Instead of running screaming from the building, I went to supervise this study hall after school. Two kids helped another with algebra. I sat grading vocabulary quizzes while they sweetly talked through subtracting both sides of the equation and what you could do with variables, critical stuff.
One of those kids had a deep accent, I had to ask him to repeat, which I was afraid made him self-conscious, when I am the dummy who is also not attending Spanish for Teachers. I love accents, though, and people who cross-pollinate English for us.
“You speak two languages, don’t you?” I said. “I only speak 1.5” He smiled.
I was down to about 80% insane.
This was Friday: again kids came in with their anger and their demand for boundaries, and more often than I’d like, their anger angers me, they fight me and fight me and yell or refuse or demand why, why, when I wish they would fight real enemies, and for a million different reasons, I did not give them the boundaries they need, or I thought I didn’t, anyway, it sure looked and sounded like that and no one was too happy.
This morning I read a quote I had written in my summer journal: “like a tick buried in fur.” I get so full of the situation I have nothing else in me.
I don’t think I can say, or write, too many times: I feel like a failure at teaching, and at writing, all the time. But I am dug in with all my feet and mouthparts.
I had talks with sympathetic colleagues and talks about unrelated issues, happy Friday time and hugs. I never skip this step.
Then on the way home, I stepped into a bookstore and opened a volume of William de Kooning. I had earlier in the week written about how I didn’t like his painting “Woman IV” at the Nelson. I read the text next to that image. Something about the actual paint rising up, working with flat surfaces. I still don’t get it.
I found a book of Man Ray’s photographs and looked at all of them, one by one, instead of paying $85 to take the thing home. I wished the guy working there would talk to me. Instead he sang along with a Smashing Pumpkins song, and I thought, in a different mood I wouldn’t find that so charming, maybe.
He called someone on the phone and said he had found her phone. She opened the door a minute later, wearing something that looked like a hippie cave man costume, and took the phone and thanked him.
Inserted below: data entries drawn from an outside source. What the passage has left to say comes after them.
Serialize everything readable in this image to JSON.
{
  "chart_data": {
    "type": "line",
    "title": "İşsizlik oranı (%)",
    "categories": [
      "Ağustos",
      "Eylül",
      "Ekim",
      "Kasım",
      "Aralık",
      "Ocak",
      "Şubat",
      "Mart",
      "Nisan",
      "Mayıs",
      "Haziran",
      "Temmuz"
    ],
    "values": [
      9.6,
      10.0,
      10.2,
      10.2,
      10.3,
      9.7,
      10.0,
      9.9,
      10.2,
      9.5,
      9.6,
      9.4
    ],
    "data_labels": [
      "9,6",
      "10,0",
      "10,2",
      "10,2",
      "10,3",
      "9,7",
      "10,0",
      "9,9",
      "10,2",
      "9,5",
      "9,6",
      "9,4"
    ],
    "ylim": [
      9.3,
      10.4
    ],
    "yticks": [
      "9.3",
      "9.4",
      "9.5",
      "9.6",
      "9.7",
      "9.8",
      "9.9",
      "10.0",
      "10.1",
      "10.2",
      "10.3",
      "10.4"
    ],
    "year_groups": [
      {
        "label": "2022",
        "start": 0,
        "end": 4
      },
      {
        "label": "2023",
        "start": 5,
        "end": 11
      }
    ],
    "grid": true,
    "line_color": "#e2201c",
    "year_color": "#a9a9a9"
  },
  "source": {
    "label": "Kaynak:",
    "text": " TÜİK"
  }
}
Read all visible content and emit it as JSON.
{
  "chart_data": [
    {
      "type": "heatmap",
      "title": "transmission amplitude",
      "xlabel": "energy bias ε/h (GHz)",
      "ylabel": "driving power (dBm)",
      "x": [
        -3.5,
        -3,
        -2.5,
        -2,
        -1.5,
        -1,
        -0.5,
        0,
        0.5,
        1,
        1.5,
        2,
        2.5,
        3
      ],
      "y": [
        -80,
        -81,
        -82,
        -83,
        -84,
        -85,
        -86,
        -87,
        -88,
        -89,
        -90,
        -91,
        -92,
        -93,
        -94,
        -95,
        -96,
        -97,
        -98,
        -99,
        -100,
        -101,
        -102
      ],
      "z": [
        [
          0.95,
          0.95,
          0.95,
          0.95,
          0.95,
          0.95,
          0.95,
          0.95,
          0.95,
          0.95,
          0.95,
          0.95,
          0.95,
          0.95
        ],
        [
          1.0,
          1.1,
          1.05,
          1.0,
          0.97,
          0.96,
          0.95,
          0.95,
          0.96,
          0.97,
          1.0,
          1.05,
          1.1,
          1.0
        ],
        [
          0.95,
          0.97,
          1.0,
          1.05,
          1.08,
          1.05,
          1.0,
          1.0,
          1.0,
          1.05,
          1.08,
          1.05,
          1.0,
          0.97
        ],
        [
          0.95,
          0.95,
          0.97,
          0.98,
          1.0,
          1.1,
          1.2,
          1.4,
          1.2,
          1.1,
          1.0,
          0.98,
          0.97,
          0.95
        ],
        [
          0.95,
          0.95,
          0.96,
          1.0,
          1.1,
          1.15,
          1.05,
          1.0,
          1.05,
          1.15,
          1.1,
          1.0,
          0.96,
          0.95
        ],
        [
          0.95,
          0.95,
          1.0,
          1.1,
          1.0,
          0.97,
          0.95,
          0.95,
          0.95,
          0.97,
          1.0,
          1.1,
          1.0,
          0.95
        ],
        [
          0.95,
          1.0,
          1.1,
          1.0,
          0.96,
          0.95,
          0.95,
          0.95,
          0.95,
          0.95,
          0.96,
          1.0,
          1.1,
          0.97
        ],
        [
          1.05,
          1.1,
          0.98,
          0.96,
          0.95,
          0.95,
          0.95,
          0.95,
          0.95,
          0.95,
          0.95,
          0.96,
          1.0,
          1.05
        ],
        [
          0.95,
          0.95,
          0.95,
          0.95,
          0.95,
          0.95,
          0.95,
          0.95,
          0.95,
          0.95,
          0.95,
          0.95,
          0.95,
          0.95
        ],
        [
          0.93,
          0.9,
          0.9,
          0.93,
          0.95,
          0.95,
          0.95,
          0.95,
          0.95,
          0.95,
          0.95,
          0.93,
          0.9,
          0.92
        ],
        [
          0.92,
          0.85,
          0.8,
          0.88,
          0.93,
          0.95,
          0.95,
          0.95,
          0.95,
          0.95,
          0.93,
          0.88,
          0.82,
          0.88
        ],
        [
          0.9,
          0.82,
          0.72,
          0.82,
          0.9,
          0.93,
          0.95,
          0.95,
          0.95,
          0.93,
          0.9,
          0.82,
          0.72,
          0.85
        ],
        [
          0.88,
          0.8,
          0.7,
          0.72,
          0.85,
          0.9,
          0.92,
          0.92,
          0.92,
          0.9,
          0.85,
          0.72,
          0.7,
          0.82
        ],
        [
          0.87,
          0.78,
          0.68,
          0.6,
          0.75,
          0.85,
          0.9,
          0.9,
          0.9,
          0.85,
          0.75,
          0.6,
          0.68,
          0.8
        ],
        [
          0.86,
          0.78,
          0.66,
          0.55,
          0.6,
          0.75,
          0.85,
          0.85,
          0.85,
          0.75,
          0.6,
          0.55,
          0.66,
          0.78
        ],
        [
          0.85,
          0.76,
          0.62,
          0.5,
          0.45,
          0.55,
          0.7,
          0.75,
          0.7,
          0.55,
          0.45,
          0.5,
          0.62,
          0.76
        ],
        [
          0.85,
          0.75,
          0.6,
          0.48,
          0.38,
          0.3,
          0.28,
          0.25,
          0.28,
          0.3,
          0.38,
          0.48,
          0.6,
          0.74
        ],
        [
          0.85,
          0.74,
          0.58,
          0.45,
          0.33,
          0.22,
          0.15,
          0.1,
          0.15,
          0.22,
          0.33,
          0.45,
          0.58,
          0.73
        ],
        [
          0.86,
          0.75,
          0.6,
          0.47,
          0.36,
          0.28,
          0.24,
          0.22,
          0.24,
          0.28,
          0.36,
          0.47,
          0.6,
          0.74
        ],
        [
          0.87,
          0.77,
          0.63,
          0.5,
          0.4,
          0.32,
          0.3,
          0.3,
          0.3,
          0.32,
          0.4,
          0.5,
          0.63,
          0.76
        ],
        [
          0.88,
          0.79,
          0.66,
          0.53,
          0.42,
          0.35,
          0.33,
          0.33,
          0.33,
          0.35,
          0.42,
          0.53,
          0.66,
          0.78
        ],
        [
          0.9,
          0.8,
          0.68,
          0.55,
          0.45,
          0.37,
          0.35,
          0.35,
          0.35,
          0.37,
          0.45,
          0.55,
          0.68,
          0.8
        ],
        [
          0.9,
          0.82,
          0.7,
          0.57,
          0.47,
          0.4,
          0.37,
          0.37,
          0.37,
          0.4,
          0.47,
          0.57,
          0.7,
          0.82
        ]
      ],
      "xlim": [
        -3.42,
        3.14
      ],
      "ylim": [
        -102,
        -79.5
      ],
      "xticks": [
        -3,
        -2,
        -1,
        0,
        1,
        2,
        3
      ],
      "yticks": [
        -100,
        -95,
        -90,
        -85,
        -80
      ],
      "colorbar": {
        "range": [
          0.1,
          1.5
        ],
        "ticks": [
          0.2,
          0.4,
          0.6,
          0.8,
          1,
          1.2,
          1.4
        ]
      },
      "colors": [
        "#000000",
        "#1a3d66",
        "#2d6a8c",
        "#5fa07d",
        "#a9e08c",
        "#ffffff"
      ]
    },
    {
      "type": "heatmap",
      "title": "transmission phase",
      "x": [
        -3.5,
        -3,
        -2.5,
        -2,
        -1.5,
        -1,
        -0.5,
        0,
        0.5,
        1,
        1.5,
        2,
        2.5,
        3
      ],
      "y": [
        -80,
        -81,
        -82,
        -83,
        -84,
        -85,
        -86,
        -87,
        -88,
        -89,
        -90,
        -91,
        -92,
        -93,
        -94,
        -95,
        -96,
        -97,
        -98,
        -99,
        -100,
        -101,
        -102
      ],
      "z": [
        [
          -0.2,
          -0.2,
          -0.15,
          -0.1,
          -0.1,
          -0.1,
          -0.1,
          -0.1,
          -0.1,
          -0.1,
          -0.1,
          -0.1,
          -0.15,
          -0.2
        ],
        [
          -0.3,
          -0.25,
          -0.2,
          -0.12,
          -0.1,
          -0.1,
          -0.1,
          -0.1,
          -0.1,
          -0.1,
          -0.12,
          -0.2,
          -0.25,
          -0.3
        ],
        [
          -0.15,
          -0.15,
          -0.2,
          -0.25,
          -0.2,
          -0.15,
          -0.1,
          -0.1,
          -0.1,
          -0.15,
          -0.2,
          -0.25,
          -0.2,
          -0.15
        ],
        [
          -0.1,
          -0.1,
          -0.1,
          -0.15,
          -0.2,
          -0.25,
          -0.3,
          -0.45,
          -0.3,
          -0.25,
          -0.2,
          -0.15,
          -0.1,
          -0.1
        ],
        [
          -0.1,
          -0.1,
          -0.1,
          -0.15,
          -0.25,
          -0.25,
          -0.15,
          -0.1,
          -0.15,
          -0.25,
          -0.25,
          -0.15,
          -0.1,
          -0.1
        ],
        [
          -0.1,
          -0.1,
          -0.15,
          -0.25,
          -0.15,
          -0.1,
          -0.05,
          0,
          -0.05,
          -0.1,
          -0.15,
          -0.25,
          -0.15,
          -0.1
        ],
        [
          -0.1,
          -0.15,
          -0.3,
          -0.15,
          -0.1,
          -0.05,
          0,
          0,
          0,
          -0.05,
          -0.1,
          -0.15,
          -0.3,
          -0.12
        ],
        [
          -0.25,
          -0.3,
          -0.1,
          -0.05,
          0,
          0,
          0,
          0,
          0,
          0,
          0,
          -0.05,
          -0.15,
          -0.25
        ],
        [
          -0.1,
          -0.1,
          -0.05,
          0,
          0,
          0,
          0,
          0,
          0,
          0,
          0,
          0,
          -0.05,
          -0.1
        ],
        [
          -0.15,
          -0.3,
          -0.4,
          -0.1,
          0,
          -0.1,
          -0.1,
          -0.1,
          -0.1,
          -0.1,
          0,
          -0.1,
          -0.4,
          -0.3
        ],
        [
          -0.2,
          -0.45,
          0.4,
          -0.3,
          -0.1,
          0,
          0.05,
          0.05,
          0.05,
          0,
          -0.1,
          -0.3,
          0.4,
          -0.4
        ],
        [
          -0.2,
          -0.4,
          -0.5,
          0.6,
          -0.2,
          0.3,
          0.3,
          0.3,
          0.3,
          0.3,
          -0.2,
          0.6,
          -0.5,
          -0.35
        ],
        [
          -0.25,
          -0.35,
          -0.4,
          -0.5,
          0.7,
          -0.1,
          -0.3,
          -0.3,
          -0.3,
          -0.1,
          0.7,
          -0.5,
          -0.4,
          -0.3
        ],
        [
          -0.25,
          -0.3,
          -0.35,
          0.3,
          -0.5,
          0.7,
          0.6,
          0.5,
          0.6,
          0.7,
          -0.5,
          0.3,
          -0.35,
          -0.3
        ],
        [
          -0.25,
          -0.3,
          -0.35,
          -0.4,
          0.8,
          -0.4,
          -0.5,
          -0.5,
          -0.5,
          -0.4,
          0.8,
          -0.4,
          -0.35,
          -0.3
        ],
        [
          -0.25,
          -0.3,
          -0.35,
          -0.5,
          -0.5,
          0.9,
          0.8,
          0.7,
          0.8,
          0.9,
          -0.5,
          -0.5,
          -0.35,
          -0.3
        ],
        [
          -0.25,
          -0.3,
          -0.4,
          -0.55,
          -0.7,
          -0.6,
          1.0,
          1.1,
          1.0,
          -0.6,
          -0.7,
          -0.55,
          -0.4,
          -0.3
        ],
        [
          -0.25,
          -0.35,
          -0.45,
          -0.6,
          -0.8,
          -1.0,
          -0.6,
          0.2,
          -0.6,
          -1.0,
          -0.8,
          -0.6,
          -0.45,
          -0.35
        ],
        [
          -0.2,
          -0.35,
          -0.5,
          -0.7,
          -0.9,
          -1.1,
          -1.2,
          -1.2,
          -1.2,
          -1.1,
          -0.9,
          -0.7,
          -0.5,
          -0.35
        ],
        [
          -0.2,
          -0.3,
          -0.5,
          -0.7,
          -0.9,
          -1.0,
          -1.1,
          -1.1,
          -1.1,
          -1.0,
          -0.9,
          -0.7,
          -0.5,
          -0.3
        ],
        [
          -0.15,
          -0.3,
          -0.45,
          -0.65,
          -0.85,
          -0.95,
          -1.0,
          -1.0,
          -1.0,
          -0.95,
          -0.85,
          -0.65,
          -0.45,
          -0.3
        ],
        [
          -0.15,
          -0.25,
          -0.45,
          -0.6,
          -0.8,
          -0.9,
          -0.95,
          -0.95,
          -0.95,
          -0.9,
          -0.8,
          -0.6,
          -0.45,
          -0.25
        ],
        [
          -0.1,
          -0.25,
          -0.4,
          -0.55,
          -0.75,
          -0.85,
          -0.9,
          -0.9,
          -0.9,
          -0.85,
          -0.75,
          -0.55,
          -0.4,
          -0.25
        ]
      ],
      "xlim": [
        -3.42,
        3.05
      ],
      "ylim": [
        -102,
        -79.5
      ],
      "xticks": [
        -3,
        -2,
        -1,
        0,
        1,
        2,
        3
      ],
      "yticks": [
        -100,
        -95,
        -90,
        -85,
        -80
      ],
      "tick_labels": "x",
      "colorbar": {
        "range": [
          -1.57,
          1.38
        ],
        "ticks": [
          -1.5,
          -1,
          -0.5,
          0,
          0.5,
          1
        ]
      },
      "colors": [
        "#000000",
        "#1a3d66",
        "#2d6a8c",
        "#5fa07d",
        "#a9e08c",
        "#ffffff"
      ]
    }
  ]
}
I looked at all the nudes, the fun photos of Kiki de Montparanesse and Nancy Cunard and the men who were assholes many of them but oh, delicious ones, playful and wearing clothes that need ironing, and the photos of objects and stuff, and I decided many of those women didn’t have bangs, either, which was why I still shouldn’t, and that I wished I was in Paris then, but who knew if I would actually like those people I would probably find them self-obsessed and drunk and emotionally dumb. Who knows.
I still felt better with all that Man Ray in my eyes.
“She bought so much, all our books on display,” the guy at the bookstore said.
“Oh, that is happy-sad news,” I said.
“If only it were so easy to find more books that great to put out.”
“What did she buy?”
“Oh, a Man Ray,” he said, and then named some other authors.
“I have a Man Ray right here,” I said.
The actual paint rises up and shows the surface as the surface, whatever that means.
Photo; Man Ray. Stolen from the internet. Man Ray is dead. I need about nine years before I am sued in the state of New York, as that is when my current student will graduate from law school and I would prefer she be my attorney.